Question: To what extent do people in Latin America and the Caribbean face this kind of exclusion?
Clifton Cortez: Although it varies from country to country, LGBTI people face exclusion throughout the region and to a great extent. In Latin America and the Caribbean, this exclusion is often grounded in religious beliefs and principles as well as prevailing gender norms, and sometimes even enshrined in the law.
For example, transgender women are given little option to engage in official employment in the labor sector because of the discrimination and stigma they face. Regardless of educational level they often have to engage in begging or sex work. Sex work is usually illegal and stigmatized, and the sex workers are subject to great vulnerability, including violence and murder. The Organization of American States has found that transgender women on average don’t live past the age of 35 due to the violence and discrimination they face on a daily basis.

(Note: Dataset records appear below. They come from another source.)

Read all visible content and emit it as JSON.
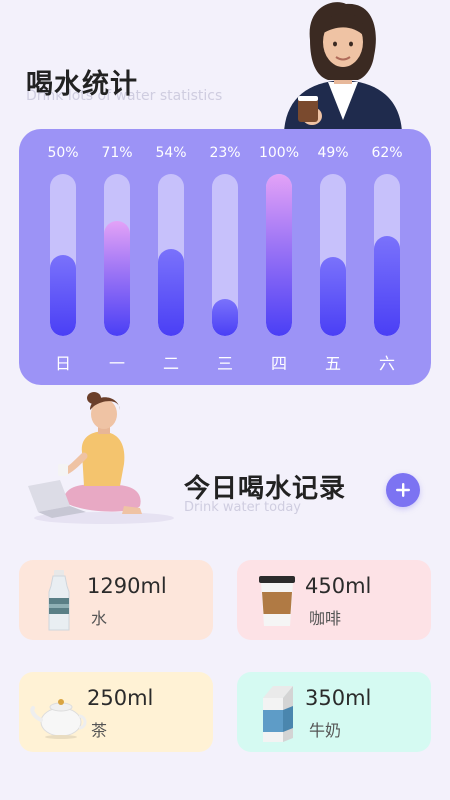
{
  "header": {
    "title": "喝水统计",
    "subtitle": "Drink lots of water statistics"
  },
  "weekly_stats": [
    {
      "day": "日",
      "percent_label": "50%",
      "percent": 50
    },
    {
      "day": "一",
      "percent_label": "71%",
      "percent": 71
    },
    {
      "day": "二",
      "percent_label": "54%",
      "percent": 54
    },
    {
      "day": "三",
      "percent_label": "23%",
      "percent": 23
    },
    {
      "day": "四",
      "percent_label": "100%",
      "percent": 100
    },
    {
      "day": "五",
      "percent_label": "49%",
      "percent": 49
    },
    {
      "day": "六",
      "percent_label": "62%",
      "percent": 62
    }
  ],
  "today": {
    "title": "今日喝水记录",
    "subtitle": "Drink water today",
    "add_icon": "plus-circle-icon"
  },
  "records": [
    {
      "amount": "1290ml",
      "label": "水",
      "icon": "water-bottle-icon"
    },
    {
      "amount": "450ml",
      "label": "咖啡",
      "icon": "coffee-cup-icon"
    },
    {
      "amount": "250ml",
      "label": "茶",
      "icon": "teapot-icon"
    },
    {
      "amount": "350ml",
      "label": "牛奶",
      "icon": "milk-carton-icon"
    }
  ],
  "colors": {
    "card": "#9c93f6",
    "bar_fill": "#4a3ff5",
    "bar_highlight": "#e3a2f7",
    "accent": "#7c73f2"
  }
}
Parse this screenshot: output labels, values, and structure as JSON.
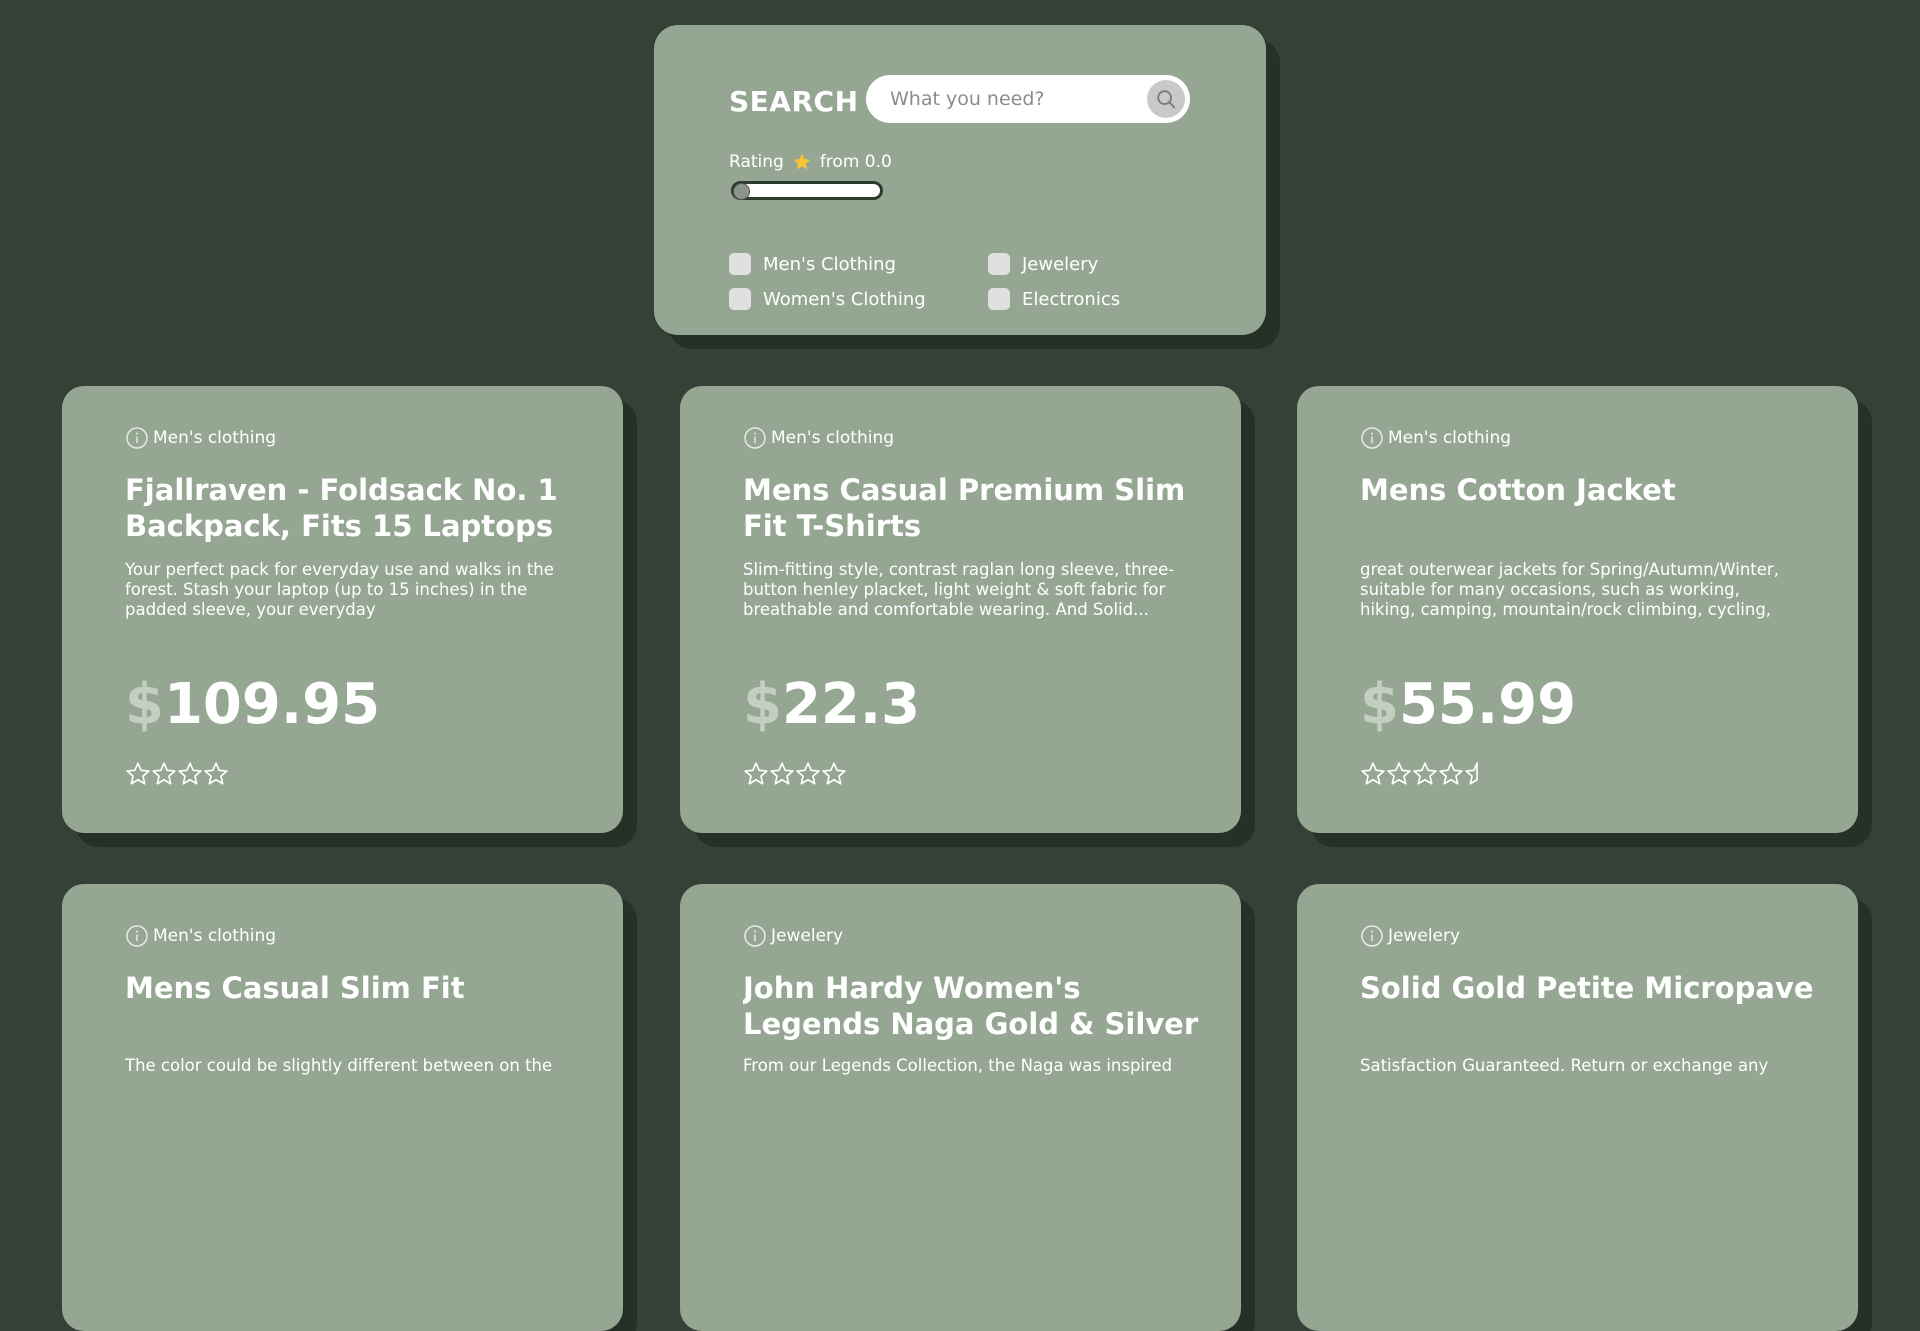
{
  "search": {
    "title": "SEARCH",
    "placeholder": "What you need?",
    "rating_label": "Rating",
    "rating_from": "from 0.0",
    "rating_value": 0.0,
    "filters": [
      {
        "label": "Men's Clothing",
        "checked": false
      },
      {
        "label": "Jewelery",
        "checked": false
      },
      {
        "label": "Women's Clothing",
        "checked": false
      },
      {
        "label": "Electronics",
        "checked": false
      }
    ]
  },
  "products": [
    {
      "category": "Men's clothing",
      "title": "Fjallraven - Foldsack No. 1 Backpack, Fits 15 Laptops",
      "description": "Your perfect pack for everyday use and walks in the forest. Stash your laptop (up to 15 inches) in the padded sleeve, your everyday",
      "currency": "$",
      "price": "109.95",
      "stars": 4
    },
    {
      "category": "Men's clothing",
      "title": "Mens Casual Premium Slim Fit T-Shirts",
      "description": "Slim-fitting style, contrast raglan long sleeve, three-button henley placket, light weight & soft fabric for breathable and comfortable wearing. And Solid...",
      "currency": "$",
      "price": "22.3",
      "stars": 4
    },
    {
      "category": "Men's clothing",
      "title": "Mens Cotton Jacket",
      "description": "great outerwear jackets for Spring/Autumn/Winter, suitable for many occasions, such as working, hiking, camping, mountain/rock climbing, cycling, traveling ...",
      "currency": "$",
      "price": "55.99",
      "stars": 4.5
    },
    {
      "category": "Men's clothing",
      "title": "Mens Casual Slim Fit",
      "description": "The color could be slightly different between on the",
      "currency": "$",
      "price": "",
      "stars": 0
    },
    {
      "category": "Jewelery",
      "title": "John Hardy Women's Legends Naga Gold & Silver Dragon...",
      "description": "From our Legends Collection, the Naga was inspired",
      "currency": "$",
      "price": "",
      "stars": 0
    },
    {
      "category": "Jewelery",
      "title": "Solid Gold Petite Micropave",
      "description": "Satisfaction Guaranteed. Return or exchange any",
      "currency": "$",
      "price": "",
      "stars": 0
    }
  ],
  "colors": {
    "background": "#354036",
    "card": "#95a793",
    "shadow": "#263027",
    "star_rating_icon": "#f7c531"
  }
}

Question: Is this issue being addressed in the region?
Clifton Cortez: For decades, organized civil society has taken up leadership in various countries in Latin America to address LGBTI exclusion. Some examples are the organizations Red Lac Trans in Buenos Aires, Argentina, Letra S in Mexico City, and Grupo Dignidade in Curitiba, Brazil.
More recently, some governments have also started to work with civil society to address LGBTI exclusion, including crime and violence, in various ways. From a legal level, regional organizations such as the Organization of American States and the Pan American Health Organization are also tackling LGBTI exclusion in the Americas.
Question: In what way does LGBTI exclusion hinder development?
Clifton Cortez: We can’t end extreme poverty and boost shared prosperity without LGBTI inclusion. The global discussions around the Sustainable Development Goals specifically recognized the principle of “leaving no one behind”, which means making sure development reaches the most marginalized people, and that includes LGBTI individuals. Global consultations led by the United Nations Development Programme (UNDP) gained global consensus on the five highest-priority areas that need to be addressed for LGBTI people: economic well-being, personal security and violence, education, health, and political and civic participation.
However, there is not enough solid data on LGBTI people’s lives available to measure the exclusion of LGBTI people to inform policies and programs, and the World Bank can play a leading role in addressing these data gaps. The World Bank is beginning to do this, and has or is currently generating new data in Thailand, Serbia, Georgia, and India, and will do so in more countries in the future, including in Latin America and the Caribbean.